High speed internet and free internet meet
Free internet access at home will soon be a reality for students in Albemarle County Public Schools.
The district of 14,000 students spread across 726 square miles in central Virginia tapped a little-known public resource to fund a countywide broadband network, paving the way for others to do the same in an effort to ensure students have equal access to online learning.
Half of Albemarle’s students live in “drastically rural” areas where commercial internet providers don’t offer services, says district CIO Vince Scheivert. Between 20 and 30 percent of students lack broadband, he says.
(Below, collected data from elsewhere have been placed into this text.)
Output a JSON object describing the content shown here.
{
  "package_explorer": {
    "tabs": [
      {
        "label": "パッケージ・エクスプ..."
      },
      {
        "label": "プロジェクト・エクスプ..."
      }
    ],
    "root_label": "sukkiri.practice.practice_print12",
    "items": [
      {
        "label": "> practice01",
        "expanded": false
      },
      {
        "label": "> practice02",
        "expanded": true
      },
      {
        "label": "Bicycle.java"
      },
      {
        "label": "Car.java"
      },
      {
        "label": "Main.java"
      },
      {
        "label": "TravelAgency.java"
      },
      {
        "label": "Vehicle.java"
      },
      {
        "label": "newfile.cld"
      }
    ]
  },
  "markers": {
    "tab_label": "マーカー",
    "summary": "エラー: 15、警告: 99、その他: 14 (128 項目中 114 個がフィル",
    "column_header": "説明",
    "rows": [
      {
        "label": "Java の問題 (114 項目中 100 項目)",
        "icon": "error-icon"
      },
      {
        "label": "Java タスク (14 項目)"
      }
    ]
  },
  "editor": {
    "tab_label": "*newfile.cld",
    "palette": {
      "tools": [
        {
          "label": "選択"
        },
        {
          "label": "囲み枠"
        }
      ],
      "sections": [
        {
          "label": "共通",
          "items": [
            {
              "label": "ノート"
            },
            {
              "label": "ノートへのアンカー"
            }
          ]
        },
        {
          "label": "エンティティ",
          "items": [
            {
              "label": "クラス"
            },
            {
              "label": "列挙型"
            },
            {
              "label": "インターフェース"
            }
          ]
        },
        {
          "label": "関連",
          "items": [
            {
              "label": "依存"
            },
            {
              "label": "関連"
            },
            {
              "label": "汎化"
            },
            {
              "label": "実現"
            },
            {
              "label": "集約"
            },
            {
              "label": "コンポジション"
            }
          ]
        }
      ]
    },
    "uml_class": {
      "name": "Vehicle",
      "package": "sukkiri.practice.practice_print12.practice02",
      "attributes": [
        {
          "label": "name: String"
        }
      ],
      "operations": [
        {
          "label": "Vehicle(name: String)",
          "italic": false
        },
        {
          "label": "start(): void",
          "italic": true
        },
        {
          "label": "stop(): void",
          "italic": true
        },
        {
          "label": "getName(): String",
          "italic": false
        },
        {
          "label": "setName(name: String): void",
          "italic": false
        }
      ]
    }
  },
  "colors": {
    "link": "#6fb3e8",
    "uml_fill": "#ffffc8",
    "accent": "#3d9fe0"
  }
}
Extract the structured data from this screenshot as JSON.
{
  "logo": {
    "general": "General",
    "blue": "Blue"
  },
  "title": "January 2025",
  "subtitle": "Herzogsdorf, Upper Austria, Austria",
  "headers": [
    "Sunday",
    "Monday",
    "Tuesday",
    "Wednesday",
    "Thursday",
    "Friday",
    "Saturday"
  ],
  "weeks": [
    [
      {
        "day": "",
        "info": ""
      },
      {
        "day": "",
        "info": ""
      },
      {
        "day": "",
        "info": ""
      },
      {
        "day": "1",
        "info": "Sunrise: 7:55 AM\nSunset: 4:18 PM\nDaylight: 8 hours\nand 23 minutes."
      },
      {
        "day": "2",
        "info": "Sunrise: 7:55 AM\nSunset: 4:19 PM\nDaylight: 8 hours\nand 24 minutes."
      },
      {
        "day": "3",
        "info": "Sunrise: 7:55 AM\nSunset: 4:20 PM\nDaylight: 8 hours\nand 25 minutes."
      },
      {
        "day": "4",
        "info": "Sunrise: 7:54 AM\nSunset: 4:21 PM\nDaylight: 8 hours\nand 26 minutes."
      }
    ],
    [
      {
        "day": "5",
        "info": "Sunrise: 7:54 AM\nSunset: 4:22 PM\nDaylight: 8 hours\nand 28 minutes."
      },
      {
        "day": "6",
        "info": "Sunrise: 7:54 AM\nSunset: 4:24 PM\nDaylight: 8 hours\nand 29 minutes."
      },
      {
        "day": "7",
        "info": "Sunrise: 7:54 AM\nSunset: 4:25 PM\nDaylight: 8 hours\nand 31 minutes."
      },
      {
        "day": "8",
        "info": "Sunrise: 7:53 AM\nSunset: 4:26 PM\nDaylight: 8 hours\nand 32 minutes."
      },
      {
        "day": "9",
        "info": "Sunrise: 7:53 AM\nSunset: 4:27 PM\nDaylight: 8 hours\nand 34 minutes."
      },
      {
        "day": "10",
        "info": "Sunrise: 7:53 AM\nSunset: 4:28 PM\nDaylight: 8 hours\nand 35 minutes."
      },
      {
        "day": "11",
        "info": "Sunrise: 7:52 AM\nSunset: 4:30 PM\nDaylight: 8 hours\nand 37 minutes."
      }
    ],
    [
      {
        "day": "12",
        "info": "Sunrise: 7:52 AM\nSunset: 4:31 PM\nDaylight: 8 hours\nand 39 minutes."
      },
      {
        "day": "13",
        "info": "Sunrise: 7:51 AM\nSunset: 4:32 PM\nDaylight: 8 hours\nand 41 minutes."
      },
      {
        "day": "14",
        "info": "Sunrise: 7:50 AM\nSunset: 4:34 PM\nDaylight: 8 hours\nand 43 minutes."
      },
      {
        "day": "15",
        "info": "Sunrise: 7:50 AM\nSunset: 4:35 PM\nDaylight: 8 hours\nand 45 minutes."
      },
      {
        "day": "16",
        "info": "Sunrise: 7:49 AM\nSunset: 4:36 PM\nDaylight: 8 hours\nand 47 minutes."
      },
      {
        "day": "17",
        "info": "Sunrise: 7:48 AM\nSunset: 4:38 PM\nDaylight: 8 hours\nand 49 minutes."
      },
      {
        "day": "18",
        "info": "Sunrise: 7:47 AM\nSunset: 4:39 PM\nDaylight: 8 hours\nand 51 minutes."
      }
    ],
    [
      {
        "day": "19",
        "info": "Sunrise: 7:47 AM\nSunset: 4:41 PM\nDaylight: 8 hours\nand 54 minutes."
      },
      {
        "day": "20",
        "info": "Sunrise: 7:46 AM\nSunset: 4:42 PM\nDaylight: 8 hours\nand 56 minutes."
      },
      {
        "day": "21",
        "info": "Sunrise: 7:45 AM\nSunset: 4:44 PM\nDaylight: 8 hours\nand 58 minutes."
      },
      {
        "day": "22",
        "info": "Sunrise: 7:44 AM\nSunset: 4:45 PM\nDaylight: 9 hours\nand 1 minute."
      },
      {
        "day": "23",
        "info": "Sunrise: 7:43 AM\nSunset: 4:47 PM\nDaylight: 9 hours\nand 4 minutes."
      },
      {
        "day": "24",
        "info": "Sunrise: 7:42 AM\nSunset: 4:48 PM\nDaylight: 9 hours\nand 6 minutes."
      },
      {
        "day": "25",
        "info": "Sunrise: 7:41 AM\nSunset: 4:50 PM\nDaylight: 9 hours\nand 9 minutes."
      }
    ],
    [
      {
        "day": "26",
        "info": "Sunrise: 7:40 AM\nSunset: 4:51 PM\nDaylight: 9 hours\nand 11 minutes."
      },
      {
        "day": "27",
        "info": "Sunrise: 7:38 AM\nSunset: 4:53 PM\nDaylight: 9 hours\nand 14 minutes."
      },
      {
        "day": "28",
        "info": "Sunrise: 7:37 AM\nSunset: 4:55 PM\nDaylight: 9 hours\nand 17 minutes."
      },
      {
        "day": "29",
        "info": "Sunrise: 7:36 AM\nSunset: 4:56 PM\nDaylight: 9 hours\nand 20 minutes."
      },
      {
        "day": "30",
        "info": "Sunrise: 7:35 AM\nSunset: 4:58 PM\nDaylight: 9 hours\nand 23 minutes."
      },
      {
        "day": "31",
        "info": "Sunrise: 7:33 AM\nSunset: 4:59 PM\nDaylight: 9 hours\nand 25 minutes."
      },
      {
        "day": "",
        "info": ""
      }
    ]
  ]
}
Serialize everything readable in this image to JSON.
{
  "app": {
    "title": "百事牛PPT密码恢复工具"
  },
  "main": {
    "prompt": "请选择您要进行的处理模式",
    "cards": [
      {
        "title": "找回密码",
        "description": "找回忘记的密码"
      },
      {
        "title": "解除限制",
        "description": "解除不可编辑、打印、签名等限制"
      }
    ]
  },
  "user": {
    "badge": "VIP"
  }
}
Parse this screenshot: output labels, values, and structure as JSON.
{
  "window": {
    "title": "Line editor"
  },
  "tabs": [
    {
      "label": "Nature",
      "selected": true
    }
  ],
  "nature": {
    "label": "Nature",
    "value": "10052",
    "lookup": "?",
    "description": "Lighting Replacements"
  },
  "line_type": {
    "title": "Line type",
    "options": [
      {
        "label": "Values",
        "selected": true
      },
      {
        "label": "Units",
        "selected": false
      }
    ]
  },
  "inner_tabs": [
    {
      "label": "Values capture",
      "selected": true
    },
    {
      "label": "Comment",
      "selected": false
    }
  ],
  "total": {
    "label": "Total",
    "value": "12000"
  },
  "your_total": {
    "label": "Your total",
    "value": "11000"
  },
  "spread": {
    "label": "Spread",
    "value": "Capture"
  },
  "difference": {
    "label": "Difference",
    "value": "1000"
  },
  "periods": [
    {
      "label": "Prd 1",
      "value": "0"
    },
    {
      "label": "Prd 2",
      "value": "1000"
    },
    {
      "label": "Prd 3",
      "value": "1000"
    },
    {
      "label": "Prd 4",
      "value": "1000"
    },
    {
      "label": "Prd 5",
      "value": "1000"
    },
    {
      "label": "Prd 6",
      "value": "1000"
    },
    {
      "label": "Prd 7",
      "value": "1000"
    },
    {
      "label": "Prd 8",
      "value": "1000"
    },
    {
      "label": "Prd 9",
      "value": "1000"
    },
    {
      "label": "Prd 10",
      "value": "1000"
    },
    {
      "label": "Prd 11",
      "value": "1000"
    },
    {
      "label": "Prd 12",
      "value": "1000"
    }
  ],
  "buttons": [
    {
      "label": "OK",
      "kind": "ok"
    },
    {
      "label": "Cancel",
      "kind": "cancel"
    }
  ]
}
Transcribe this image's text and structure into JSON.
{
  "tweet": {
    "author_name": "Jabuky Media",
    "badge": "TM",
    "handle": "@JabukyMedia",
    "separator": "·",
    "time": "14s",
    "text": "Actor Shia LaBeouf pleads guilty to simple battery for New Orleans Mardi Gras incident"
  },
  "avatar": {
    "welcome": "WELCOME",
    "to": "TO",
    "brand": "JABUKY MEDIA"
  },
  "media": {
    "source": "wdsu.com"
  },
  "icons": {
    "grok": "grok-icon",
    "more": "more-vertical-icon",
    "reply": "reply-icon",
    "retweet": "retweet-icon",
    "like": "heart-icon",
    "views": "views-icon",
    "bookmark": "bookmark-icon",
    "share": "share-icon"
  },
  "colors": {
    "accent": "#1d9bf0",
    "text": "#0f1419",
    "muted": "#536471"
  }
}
Scheivert’s team is building the network with backing from the Educational Broadband Service, a public resource created (under a different name) in the 1960s to broadcast educational TV programs in schools. Most districts did not use the service, and leased it out to large carriers.
But some districts, including Albemarle, kept their access. And in 2004, when the FCC allowed the service to be used for internet, the district took advantage.
Five million American households with school-age children lack high-speed internet needed for completing school assignments, according to the Pew Research Center. And that limits students’ ability to apply to college, find jobs, and “become engaged digital citizens,” says Richard Culatta, CEO of ISTE.
Arkansas is among just a few states that implemented high-speed internet to every school. The project involved more than 20 telecommunications companies, according to newsite ArkansasOnline.com.
“We don’t decide who gets educational resources in schools based upon their address,” Scheivert says. “We are progressively moving toward a more digitally based curriculum and workforce. We want to make sure we have the capacity to provide students with the access, the resources and the materials they need in order to be successful not only now, but for their entire educational career.”
Steps to building
Albemarle partnered with a technology manufacturer to build the network. Each of the district’s 26 schools will be equipped with tools to spread broadband to homes in a 2.5-mile radius. To fill the gaps, local police, fire and EMS departments will allow the district to provide broadband from their communication towers.
This spared Albemarle from having to build new towers at $100,000 apiece, which other districts may have to do to develop a far-reaching network.
In 2017-18, Albemarle will distribute home routers and connection units to an initial 1,000 households out of the 6,500 in the district. Scheivert aims to complete the project, which began in 2013, between 2019 and 2020. The do-it-yourself network comes at no cost to families or taxpayers because the district used existing funding and staffing.
The project will cost the district about $800,000 total—less than it previously cost to put Wi-Fi in every school, Scheivert says. Replicating Albemarle’s initiative is “highly feasible” for other districts that can access Educational Broadband Service, Scheivert says. He recommends investing in a small base station to test it out, and seeing what local resources may be available.
“We’ve been talking about the digital divide for a really long time,” Scheivert says. “If we have internet capacity at Mount Everest to broadcast a selfie, a kid should be able to have it in their house to do their homework.”
In June, President Donald Trump proposed a $1 trillion infrastructure initiative to enhance broadband access for rural America. Meanwhile, a handful of districts and programs have devised creative solutions to close the digital divide.
In California’s Coachella Valley USD in 2014, former superintendent Darryl Adams placed routers on buses and stationed more throughout the district after school to provide students with home internet access. The Wi-Fi on Wheels program was part of a $41 million bond measure that also funded iPads for the district’s 18,000 students.
Before Wi-Fi on Wheels between 30 to 40 percent of students in the 1,250-square-mile district did not have internet access at home, Adams says. “Students needed a way to connect, and to eliminate the homework gap,” Adams says. “If your students don’t have devices and connectivity, they will be left behind.”